• Chapitre 58

    C’était à cette époque que son père avait minutieusement effacé de son esprit tout ce qu’elle avait enregistré ce jour-là sans vraiment comprendre ce qu’elle avait appris dans toute l’innocence de ses deux ans. Tout ce qu’il avait gommé remontait à présent à la surface en même temps qu’une foule de souvenirs plus récents tout aussi destructeurs.

    Cet homme qui la toisait, c’était bien « oncle » Solomon, comme le lui avait alors dit son père. Elle se rappelait également la dernière fois qu’elle l’avait vu. C’était la veille de la mort de Patrick Defrance. Elle arrivait à l’hôpital de Villejuif et pénétrait dans le service oncologique pour sa visite hebdomadaire.
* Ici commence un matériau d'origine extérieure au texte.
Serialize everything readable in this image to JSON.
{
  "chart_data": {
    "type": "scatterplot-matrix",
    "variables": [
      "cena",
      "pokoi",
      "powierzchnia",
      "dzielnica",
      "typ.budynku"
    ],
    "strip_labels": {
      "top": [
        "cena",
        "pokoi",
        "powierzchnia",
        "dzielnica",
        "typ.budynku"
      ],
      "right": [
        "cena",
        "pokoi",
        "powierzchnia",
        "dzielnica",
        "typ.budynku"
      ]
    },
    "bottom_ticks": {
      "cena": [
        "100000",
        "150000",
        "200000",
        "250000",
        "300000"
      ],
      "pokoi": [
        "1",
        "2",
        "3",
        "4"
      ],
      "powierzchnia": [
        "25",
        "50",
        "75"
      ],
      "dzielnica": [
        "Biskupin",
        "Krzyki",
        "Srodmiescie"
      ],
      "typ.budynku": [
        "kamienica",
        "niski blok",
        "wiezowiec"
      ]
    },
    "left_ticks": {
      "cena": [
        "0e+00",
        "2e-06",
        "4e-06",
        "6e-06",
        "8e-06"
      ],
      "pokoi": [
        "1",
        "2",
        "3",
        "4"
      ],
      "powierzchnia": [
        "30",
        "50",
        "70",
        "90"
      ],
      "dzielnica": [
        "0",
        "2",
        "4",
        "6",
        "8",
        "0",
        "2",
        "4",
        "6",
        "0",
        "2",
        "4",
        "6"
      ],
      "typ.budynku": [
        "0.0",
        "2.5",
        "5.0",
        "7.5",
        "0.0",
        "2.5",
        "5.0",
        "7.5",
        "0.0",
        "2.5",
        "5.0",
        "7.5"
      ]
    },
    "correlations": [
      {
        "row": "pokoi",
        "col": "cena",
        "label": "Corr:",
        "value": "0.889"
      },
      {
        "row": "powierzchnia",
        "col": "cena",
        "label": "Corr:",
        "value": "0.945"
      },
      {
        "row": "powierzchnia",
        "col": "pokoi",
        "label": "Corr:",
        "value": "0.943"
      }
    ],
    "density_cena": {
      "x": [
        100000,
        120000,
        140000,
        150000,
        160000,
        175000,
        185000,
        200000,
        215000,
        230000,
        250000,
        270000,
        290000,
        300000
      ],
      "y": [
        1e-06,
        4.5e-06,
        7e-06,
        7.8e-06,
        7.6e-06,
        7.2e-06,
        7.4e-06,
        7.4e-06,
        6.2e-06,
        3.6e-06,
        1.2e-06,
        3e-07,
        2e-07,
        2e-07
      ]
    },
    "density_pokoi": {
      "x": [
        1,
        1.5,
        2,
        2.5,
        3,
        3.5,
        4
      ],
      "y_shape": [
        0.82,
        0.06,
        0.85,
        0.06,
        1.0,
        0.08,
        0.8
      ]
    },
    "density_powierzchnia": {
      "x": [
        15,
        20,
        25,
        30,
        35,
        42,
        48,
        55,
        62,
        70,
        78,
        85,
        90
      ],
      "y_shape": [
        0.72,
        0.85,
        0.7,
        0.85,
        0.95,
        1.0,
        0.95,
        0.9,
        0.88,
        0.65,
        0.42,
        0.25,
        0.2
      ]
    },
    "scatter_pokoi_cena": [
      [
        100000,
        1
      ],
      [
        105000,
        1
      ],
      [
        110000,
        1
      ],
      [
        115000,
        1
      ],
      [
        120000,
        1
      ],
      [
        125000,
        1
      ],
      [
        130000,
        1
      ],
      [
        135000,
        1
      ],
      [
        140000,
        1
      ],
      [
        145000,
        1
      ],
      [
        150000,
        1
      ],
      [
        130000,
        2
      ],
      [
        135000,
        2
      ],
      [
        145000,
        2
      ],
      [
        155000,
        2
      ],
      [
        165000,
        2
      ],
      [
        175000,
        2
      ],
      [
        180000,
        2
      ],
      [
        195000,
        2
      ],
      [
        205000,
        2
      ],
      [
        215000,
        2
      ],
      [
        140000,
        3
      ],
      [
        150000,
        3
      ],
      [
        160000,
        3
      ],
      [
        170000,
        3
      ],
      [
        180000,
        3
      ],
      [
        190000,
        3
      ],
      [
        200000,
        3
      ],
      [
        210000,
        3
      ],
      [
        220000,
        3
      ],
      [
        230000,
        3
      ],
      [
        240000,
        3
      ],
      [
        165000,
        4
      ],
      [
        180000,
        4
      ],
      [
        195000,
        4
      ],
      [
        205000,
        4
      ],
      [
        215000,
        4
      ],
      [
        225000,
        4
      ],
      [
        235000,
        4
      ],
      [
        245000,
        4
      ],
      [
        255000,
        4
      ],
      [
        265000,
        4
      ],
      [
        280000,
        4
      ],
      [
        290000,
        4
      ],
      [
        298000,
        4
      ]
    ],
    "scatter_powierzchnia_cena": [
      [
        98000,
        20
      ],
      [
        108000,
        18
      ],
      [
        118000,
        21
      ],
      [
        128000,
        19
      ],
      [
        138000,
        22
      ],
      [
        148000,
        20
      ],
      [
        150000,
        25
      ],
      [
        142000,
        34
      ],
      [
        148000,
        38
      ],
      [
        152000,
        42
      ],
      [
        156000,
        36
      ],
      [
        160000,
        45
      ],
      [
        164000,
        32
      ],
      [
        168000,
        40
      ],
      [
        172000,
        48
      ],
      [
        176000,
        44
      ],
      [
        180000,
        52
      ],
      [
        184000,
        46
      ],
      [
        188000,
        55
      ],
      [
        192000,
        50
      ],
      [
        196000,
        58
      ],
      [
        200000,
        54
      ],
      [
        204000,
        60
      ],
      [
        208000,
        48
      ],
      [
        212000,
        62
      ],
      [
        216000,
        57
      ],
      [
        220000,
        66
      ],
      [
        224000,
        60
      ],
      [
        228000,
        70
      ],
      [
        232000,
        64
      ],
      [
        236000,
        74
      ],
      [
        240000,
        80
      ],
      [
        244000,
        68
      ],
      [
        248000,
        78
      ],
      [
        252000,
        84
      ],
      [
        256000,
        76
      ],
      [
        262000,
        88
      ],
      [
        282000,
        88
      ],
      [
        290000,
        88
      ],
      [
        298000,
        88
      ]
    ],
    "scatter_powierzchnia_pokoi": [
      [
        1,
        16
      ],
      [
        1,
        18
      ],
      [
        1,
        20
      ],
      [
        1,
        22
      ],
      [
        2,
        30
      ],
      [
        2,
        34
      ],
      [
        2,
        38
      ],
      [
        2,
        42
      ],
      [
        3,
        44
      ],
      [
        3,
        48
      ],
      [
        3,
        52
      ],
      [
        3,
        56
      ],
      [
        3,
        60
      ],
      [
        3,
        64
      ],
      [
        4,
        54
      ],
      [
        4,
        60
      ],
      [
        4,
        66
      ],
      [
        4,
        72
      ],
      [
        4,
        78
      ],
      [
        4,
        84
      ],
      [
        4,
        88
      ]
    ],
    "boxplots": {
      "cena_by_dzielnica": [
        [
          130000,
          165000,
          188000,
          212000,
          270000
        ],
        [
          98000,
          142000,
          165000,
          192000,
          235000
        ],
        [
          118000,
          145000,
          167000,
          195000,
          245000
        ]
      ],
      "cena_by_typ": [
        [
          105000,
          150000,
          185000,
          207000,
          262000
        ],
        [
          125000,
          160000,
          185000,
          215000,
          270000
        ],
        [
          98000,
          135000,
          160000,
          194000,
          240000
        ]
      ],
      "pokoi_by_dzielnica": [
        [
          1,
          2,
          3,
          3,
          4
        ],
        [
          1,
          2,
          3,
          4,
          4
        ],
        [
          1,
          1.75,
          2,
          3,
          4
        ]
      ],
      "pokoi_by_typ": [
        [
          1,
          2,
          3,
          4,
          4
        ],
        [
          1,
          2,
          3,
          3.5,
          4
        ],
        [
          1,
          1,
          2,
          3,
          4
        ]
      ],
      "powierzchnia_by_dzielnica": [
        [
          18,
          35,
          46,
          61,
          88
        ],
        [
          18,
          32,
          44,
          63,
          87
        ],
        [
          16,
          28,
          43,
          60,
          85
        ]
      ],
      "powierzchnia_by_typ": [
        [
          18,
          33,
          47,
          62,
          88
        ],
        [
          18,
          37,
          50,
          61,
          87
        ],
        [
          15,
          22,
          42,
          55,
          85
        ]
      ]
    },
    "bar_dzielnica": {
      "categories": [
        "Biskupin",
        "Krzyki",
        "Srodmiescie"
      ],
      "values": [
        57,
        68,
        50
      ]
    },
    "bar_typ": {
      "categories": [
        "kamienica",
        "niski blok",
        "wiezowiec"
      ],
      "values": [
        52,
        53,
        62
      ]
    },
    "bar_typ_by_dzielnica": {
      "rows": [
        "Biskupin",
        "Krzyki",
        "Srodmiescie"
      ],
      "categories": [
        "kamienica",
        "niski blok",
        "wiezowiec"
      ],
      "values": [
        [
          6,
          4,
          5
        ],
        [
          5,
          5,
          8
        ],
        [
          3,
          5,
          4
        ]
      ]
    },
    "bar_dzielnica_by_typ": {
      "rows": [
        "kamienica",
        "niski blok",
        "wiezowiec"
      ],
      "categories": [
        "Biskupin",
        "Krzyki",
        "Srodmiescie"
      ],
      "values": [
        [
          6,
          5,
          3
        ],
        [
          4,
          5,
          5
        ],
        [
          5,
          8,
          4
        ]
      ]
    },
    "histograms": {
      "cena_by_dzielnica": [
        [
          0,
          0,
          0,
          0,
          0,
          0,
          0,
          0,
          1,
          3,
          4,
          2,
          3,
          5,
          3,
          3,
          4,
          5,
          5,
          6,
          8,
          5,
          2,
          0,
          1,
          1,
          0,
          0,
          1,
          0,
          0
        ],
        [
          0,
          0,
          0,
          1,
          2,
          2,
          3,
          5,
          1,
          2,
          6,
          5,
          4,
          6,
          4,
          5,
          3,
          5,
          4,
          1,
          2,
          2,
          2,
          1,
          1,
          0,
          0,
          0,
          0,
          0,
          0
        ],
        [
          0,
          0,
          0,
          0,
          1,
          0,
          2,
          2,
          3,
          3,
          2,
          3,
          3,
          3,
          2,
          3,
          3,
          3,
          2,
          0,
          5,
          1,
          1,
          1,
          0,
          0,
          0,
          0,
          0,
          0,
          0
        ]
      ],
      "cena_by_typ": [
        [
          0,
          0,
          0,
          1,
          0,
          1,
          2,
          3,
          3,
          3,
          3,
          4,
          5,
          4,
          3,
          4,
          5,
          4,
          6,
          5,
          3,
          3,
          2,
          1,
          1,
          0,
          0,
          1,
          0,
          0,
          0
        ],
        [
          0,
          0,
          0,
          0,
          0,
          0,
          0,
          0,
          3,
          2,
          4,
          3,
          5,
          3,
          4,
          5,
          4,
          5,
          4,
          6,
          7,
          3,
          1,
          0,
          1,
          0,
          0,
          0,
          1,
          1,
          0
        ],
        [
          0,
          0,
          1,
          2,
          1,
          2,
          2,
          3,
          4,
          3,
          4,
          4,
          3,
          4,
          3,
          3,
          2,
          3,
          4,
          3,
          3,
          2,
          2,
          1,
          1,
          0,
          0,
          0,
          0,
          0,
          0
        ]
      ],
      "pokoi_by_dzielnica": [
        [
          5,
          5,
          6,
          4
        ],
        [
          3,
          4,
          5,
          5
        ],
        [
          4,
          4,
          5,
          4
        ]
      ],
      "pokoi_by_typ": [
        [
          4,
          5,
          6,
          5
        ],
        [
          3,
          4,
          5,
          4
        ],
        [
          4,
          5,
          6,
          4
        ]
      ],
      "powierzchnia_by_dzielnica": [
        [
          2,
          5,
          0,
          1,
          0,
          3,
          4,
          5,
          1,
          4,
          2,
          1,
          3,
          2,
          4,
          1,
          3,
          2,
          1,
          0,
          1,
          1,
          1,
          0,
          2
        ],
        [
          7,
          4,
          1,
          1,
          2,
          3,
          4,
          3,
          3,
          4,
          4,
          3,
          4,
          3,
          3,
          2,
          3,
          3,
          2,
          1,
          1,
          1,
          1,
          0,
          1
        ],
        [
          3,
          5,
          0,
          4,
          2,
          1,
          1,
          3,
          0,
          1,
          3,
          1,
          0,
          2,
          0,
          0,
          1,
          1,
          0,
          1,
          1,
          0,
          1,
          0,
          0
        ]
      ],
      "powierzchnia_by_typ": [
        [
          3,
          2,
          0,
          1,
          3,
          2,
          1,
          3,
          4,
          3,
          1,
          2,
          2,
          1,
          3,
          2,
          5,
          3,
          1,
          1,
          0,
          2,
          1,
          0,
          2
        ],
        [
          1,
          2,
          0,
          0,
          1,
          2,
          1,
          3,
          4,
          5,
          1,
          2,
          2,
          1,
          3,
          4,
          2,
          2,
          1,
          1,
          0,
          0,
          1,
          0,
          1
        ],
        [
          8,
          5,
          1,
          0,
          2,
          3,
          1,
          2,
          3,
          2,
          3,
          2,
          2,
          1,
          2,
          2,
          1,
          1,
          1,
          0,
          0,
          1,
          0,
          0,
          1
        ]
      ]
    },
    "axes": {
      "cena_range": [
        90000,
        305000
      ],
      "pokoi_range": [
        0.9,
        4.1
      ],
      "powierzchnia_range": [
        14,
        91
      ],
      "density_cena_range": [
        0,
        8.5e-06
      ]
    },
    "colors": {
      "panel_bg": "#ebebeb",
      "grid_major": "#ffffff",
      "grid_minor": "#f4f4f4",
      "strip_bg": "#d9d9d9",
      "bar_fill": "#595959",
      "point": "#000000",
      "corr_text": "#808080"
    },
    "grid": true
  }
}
Elle était à quelques pas de sa chambre quand elle vit un homme en sortir l’air furieux.

    Le sosie de son père !

    Instinctivement, elle fit volte-face, saisie d’une incompréhensible frayeur à sa vue. Elle ne voulait pas qu’il l’aperçoive. Elle se cacha dans le renfoncement d’une porte afin de l’observer. Sa démarche saccadée, ses poings serrés et le rictus qui déformait son beau visage, témoignaient de la rage qui l’habitait.

    - Je te hais Patrick ! Je vous maudis tous ! Fulminait-il en s’éloignant rapidement.

    Il était passé devant elle sans la remarquer.

    Elle entra dans la chambre de son père sur la pointe des pieds et l’entendit murmurer comme pour lui-même :

    - Oui frère, un jour quelqu’un te reconnaîtra et saura qui tu es, hélas !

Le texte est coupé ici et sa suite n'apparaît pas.